Today’s bodice dates from 1825-1835. It is made of white silk, and closes in the back with lacing. It has very puffy short sleeves and self-fabric fringed trim. The waist is about 23″ fully laced. It was likely an evening dress.
The original lace is present, both to close the back of the bodice, and in the neck casing. Both are made of cotton cord, and the back lacing is finished with 3/4″ aglets.
The sleeves are cut on the bias, and both are made of two pieces (used to have enough fabric, not a style element). The underarm sleeve seam is slightly pleated/gathered to increase pouf.

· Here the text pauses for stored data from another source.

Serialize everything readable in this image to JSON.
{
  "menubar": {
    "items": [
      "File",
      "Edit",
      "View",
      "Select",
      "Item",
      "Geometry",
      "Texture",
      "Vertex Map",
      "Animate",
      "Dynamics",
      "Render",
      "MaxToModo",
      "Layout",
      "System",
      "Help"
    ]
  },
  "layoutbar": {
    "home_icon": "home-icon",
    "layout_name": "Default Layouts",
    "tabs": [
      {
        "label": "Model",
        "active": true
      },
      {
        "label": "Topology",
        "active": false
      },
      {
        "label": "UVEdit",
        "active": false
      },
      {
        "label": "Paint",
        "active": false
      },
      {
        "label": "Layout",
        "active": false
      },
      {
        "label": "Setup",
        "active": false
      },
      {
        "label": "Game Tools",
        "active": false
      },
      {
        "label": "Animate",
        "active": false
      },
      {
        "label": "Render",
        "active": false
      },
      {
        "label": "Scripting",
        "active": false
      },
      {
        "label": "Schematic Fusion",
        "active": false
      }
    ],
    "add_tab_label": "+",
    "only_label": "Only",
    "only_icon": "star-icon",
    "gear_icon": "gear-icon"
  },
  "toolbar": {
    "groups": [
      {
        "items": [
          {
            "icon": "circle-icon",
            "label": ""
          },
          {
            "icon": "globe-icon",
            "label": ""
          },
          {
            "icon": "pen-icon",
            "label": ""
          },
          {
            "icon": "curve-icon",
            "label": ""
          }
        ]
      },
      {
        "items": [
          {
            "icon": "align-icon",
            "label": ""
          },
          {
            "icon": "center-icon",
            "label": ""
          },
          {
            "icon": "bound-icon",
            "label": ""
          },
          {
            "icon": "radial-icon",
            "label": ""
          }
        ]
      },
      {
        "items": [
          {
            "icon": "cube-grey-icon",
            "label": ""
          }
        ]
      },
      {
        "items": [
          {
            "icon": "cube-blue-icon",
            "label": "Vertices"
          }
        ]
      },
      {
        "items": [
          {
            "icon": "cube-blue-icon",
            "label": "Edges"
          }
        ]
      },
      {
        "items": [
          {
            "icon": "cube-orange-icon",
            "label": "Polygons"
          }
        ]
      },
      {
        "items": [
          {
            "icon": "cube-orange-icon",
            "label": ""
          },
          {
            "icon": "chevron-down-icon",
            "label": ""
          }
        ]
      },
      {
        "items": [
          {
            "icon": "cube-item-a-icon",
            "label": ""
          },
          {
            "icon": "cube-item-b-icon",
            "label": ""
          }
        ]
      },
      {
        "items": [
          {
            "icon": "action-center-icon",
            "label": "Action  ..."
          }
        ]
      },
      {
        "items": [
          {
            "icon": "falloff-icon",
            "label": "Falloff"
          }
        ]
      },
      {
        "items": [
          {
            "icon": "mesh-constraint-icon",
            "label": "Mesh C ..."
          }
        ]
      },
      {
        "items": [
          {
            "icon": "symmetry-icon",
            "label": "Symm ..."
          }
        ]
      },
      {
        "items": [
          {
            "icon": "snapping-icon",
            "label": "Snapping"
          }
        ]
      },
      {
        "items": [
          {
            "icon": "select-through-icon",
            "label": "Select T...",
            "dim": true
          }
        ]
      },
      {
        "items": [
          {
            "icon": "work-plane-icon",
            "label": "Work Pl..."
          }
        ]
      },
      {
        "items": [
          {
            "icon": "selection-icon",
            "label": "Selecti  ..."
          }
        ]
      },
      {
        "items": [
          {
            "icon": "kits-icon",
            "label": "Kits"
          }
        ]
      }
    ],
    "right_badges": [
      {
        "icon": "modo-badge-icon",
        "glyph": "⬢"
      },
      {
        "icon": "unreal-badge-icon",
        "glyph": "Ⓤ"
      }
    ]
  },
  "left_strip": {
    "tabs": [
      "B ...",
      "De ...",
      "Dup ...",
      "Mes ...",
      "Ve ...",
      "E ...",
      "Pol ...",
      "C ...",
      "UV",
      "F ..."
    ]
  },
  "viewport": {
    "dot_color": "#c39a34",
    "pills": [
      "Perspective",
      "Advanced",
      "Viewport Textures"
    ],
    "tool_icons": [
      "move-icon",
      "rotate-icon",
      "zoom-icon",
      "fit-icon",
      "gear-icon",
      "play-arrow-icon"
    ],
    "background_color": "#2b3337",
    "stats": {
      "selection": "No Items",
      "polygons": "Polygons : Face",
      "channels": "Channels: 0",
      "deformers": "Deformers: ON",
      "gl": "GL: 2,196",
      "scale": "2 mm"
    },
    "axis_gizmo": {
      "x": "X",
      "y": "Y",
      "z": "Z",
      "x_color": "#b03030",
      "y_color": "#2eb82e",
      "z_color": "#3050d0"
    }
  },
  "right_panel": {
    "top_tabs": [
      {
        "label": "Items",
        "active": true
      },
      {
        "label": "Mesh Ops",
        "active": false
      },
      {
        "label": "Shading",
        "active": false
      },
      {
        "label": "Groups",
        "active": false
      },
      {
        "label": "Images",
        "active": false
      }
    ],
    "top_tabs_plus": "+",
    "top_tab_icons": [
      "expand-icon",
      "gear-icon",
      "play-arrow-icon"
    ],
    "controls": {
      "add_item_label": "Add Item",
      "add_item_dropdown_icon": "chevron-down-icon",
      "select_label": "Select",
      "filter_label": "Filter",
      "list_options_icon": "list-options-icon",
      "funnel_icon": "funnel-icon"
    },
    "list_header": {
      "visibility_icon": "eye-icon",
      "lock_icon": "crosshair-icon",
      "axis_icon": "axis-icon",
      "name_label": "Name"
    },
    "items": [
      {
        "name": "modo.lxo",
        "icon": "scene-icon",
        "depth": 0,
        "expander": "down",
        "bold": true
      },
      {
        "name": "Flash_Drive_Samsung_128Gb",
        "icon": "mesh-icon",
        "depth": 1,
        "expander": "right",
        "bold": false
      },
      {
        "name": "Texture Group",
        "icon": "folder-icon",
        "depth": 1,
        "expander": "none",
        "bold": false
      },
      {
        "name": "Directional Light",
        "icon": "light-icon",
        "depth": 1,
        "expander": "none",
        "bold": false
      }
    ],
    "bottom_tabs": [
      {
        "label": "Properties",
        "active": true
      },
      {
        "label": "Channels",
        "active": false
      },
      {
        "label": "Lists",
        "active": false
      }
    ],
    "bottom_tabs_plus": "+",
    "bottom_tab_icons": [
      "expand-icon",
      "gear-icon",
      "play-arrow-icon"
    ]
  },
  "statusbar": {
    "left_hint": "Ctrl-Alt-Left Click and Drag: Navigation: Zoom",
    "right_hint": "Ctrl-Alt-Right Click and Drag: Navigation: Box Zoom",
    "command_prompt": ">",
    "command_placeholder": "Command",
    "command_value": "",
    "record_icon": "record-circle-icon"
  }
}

The bodice is in remarkably sturdy condition, so I have been able to turn it inside out to get a full view of the construction. There are five whalebones used in the front of the bodice, and the back opening is strengthened with reed. The waist and the armsyce are finished with piping, and the neck edge is finished with a narrow casing.
The sleeves are fully lined in cotton net. Please note, the cotton band at the bottom of the sleeve is not original to the garment. Sadly, this bodice had been used sometime in the 20th century as a costume. This is the only alteration I couldn’t safely undo, as they had caught fringe bits in their stitches.
The edges of the fabric at both center front and back are folded unevenly, to give a better fit.
There are also darts taken in the back of the bodice to get a closer fit.